米中貿易戦争が激しくなる中、中国はどこへ向かうのか。米ハーバード大学シニアフェローのW. オーバーホルト氏は25年前の著書で中国が米国に並ぶ超大国になることを指摘していた。中国の政治、経済の専門家である同氏に今後の米中の動向について聞いた。

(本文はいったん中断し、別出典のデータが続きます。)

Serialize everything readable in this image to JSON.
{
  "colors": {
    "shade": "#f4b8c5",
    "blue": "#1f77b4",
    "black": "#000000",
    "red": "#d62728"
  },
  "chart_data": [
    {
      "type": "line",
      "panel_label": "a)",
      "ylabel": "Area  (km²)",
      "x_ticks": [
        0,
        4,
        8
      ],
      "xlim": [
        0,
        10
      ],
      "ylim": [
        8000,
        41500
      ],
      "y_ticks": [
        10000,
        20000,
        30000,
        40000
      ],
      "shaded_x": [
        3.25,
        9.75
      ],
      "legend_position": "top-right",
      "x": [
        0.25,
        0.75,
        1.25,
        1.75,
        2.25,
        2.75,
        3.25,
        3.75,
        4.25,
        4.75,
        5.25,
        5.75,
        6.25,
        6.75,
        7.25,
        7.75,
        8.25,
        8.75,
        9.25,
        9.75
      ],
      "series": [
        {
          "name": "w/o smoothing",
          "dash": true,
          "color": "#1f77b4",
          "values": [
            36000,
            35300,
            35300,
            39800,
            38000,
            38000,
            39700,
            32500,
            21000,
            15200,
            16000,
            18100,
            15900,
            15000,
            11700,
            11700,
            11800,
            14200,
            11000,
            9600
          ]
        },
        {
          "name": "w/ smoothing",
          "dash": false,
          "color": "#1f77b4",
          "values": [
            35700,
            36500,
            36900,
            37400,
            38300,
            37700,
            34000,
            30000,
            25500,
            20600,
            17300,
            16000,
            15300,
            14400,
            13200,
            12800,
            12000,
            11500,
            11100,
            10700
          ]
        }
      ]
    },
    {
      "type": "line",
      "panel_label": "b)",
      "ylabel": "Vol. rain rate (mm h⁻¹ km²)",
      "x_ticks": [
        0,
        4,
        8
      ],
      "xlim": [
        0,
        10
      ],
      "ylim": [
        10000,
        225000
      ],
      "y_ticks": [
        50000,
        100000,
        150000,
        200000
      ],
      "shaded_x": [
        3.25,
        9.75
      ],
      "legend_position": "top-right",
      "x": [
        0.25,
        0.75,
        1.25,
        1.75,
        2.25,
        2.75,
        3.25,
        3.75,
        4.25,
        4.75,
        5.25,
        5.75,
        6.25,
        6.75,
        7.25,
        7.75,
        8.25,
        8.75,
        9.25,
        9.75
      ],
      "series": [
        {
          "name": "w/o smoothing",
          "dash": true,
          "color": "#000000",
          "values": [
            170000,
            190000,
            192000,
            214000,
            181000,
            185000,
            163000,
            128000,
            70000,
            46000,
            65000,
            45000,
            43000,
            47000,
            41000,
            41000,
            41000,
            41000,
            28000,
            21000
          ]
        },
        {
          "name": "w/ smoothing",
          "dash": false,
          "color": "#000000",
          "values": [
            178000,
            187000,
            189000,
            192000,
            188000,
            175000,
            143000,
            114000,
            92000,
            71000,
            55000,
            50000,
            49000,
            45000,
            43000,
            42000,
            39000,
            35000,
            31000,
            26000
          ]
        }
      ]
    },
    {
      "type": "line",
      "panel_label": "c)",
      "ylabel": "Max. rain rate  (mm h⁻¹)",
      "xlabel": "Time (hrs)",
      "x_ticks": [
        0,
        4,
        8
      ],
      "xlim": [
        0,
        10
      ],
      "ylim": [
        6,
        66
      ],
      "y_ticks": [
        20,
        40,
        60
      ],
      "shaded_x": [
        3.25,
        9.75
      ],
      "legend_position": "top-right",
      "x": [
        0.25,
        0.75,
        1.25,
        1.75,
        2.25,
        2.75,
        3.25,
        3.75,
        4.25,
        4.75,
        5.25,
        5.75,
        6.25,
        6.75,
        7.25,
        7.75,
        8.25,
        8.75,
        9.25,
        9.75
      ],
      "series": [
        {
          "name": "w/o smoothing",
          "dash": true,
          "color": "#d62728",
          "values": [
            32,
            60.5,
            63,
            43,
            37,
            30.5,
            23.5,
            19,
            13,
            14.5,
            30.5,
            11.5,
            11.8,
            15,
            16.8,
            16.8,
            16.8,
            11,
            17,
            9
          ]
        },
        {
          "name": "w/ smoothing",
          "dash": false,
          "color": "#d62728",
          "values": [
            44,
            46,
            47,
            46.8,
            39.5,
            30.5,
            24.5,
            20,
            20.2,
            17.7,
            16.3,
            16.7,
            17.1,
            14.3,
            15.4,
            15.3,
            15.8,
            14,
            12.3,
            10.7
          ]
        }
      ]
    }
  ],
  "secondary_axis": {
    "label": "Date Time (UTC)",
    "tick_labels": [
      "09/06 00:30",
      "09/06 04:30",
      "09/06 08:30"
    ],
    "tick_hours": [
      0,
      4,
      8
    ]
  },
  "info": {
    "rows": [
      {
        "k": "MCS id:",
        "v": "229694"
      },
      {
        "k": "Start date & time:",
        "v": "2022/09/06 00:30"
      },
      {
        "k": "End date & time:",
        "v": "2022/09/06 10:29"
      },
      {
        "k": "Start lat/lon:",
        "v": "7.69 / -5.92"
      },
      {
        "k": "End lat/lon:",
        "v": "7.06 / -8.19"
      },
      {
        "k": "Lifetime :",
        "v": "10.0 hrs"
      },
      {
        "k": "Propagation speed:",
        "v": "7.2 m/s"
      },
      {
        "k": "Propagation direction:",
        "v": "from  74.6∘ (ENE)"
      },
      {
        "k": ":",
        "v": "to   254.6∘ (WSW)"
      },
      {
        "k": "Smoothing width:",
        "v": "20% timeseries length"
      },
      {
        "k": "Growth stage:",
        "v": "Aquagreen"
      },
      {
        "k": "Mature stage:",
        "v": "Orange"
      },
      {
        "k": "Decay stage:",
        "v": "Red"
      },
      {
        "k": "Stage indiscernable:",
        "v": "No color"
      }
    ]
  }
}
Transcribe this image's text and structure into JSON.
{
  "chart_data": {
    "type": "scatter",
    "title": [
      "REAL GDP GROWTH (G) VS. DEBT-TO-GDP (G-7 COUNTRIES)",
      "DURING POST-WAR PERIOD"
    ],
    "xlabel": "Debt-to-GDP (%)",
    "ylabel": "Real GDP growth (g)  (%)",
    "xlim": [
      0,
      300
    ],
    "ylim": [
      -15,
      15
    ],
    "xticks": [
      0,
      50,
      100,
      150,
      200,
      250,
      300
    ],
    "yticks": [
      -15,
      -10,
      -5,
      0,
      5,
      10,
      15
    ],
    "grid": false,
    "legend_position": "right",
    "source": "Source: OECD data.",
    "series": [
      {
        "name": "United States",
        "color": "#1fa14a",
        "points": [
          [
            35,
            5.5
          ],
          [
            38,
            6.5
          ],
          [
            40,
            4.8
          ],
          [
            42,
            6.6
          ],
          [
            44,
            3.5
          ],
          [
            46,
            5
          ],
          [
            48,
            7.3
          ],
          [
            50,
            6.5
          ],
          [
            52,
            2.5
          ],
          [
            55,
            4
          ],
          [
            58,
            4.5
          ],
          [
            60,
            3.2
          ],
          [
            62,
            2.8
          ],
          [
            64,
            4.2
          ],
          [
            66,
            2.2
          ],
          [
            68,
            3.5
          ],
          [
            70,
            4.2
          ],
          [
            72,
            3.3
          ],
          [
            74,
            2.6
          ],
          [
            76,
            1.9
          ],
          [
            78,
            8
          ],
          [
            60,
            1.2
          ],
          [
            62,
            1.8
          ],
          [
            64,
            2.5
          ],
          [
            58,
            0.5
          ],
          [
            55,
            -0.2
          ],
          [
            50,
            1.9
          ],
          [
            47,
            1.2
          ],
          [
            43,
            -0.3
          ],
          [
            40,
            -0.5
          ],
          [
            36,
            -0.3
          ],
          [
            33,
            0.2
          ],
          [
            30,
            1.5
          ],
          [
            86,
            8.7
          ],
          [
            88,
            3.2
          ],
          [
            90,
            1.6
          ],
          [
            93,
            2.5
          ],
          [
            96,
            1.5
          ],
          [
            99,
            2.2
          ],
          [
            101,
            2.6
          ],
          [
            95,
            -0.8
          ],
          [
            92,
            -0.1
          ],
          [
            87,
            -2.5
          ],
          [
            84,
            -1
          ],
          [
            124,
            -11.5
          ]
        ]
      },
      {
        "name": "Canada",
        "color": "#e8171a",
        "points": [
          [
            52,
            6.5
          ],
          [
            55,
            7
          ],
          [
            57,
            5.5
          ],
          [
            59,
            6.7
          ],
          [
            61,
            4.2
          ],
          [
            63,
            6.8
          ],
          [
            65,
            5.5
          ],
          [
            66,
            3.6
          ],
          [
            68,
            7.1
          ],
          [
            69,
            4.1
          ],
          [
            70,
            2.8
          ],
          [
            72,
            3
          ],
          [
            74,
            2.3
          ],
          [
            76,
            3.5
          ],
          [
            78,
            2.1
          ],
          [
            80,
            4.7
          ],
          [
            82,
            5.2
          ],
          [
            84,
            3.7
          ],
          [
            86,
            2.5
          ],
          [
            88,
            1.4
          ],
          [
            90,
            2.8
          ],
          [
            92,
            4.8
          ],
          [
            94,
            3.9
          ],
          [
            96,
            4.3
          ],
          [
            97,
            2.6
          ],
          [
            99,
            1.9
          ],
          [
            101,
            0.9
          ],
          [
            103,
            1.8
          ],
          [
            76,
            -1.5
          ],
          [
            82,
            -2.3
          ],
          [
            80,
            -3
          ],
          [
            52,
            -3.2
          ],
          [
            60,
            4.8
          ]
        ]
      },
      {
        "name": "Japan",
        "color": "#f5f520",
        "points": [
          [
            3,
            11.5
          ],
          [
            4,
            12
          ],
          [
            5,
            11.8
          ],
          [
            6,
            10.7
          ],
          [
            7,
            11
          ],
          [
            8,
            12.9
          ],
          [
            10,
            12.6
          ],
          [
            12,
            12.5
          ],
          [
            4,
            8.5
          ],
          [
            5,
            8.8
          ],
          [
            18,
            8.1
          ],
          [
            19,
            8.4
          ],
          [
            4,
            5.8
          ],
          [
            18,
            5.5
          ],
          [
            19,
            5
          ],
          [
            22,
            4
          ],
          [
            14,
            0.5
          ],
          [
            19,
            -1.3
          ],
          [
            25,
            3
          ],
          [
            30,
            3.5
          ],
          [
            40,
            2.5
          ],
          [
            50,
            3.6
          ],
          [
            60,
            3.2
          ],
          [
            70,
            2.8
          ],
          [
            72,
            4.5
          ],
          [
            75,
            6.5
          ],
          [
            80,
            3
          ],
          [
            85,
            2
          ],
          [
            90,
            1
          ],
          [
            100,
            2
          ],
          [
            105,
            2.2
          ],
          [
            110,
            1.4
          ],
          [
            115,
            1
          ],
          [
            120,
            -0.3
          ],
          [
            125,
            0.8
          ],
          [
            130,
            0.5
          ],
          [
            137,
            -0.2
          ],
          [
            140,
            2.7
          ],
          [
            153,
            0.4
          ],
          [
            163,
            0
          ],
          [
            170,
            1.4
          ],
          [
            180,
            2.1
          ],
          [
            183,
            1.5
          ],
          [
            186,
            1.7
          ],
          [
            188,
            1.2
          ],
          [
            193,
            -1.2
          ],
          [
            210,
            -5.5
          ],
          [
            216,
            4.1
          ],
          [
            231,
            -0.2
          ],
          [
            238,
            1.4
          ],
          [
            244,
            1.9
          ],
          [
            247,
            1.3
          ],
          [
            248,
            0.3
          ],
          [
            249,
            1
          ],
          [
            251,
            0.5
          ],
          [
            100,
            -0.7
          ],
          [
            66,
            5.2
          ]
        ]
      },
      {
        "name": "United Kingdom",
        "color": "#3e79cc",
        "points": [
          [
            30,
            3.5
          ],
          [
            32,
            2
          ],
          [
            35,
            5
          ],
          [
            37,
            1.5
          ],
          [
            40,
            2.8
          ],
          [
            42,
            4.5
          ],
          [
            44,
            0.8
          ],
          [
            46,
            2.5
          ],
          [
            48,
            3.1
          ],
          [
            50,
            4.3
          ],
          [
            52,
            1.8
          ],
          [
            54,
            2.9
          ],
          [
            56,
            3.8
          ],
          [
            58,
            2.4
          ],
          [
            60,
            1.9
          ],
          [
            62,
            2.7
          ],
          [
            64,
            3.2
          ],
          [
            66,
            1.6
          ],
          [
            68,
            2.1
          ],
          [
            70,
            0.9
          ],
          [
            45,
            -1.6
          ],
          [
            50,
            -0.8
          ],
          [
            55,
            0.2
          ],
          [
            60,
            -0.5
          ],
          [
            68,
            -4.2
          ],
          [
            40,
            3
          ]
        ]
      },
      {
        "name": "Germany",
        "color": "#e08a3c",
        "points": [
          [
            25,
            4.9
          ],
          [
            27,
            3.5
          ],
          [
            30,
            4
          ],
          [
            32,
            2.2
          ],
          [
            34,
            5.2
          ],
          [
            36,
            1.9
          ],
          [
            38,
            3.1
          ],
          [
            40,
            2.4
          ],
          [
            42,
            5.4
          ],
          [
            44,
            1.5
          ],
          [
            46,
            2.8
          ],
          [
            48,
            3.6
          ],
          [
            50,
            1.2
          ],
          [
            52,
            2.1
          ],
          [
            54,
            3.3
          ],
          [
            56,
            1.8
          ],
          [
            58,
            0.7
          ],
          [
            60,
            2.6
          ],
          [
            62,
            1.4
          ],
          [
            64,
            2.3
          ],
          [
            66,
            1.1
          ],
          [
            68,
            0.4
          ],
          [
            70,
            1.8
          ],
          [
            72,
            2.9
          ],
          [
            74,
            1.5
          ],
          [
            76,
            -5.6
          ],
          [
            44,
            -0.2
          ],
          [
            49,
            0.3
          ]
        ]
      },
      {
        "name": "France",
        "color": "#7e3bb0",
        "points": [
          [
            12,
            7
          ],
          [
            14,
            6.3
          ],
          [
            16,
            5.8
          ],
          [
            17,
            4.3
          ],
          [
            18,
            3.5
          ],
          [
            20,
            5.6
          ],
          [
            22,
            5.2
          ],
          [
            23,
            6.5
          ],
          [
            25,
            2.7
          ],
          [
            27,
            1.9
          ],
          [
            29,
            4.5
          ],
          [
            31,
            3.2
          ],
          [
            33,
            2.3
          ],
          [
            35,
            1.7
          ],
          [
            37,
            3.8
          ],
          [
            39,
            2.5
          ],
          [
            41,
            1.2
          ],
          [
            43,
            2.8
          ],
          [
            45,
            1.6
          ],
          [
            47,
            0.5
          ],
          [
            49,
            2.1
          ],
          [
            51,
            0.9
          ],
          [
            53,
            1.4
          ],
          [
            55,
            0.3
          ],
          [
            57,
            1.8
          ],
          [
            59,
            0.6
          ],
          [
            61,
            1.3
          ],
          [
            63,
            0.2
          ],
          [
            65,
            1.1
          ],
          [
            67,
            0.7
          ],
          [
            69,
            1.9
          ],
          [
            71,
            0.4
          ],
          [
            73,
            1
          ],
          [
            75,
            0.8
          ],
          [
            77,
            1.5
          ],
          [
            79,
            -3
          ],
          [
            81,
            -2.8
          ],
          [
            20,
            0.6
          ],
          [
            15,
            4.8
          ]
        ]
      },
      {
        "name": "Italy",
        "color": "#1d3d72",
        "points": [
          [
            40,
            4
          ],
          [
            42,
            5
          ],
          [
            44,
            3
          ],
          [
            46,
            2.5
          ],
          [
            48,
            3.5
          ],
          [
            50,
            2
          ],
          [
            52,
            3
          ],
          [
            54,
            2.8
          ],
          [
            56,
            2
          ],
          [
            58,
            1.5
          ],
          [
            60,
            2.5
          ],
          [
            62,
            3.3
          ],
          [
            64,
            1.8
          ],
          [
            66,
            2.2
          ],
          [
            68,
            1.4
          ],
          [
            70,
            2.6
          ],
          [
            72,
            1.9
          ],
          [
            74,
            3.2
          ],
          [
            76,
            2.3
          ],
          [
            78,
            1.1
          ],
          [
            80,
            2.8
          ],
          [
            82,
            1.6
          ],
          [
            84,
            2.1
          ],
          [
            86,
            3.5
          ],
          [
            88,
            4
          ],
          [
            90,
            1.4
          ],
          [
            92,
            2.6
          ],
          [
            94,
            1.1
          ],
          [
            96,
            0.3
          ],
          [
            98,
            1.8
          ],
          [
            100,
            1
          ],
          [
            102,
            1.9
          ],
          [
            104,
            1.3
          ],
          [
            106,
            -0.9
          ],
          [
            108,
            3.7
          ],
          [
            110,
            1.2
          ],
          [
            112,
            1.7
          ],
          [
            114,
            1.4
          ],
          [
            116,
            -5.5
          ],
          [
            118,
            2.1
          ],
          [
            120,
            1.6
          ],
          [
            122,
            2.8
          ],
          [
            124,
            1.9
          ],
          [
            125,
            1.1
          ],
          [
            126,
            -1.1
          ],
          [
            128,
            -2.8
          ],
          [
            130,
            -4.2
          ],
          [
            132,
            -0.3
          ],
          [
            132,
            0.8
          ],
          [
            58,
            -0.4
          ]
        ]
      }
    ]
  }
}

米ハーバード大学 シニアフェロー W. オーバーホルト
William Overholt●1945年生まれ。米イェール大学Ph.D.。米ランド研究所アジア部長などを歴任し、現職。95年に『中国・次の超大国』でアジア太平洋賞特別賞を受賞(撮影:尾形文繁)

強権政治はもう機能していない

──米中貿易戦争が長期化しています。背景をどう見ていますか?

米国経済は中国に対して開放的だが、中国経済は米国に閉鎖的だ。トランプ大統領はその貿易不均衡に着目したが、彼のばかげた経済への見方が貿易戦争の最大の原因だ。

貿易不均衡は、米国が自らの経済活動に必要とするものを中国からの輸入で賄っているために起きている。トランプ氏は大規模な財政出動を行っているが、財政出動で増加する需要によってさらに輸入量を増やし、貿易赤字を拡大させるだろう。

──米国全体で中国への警戒感が高まっているように見えます。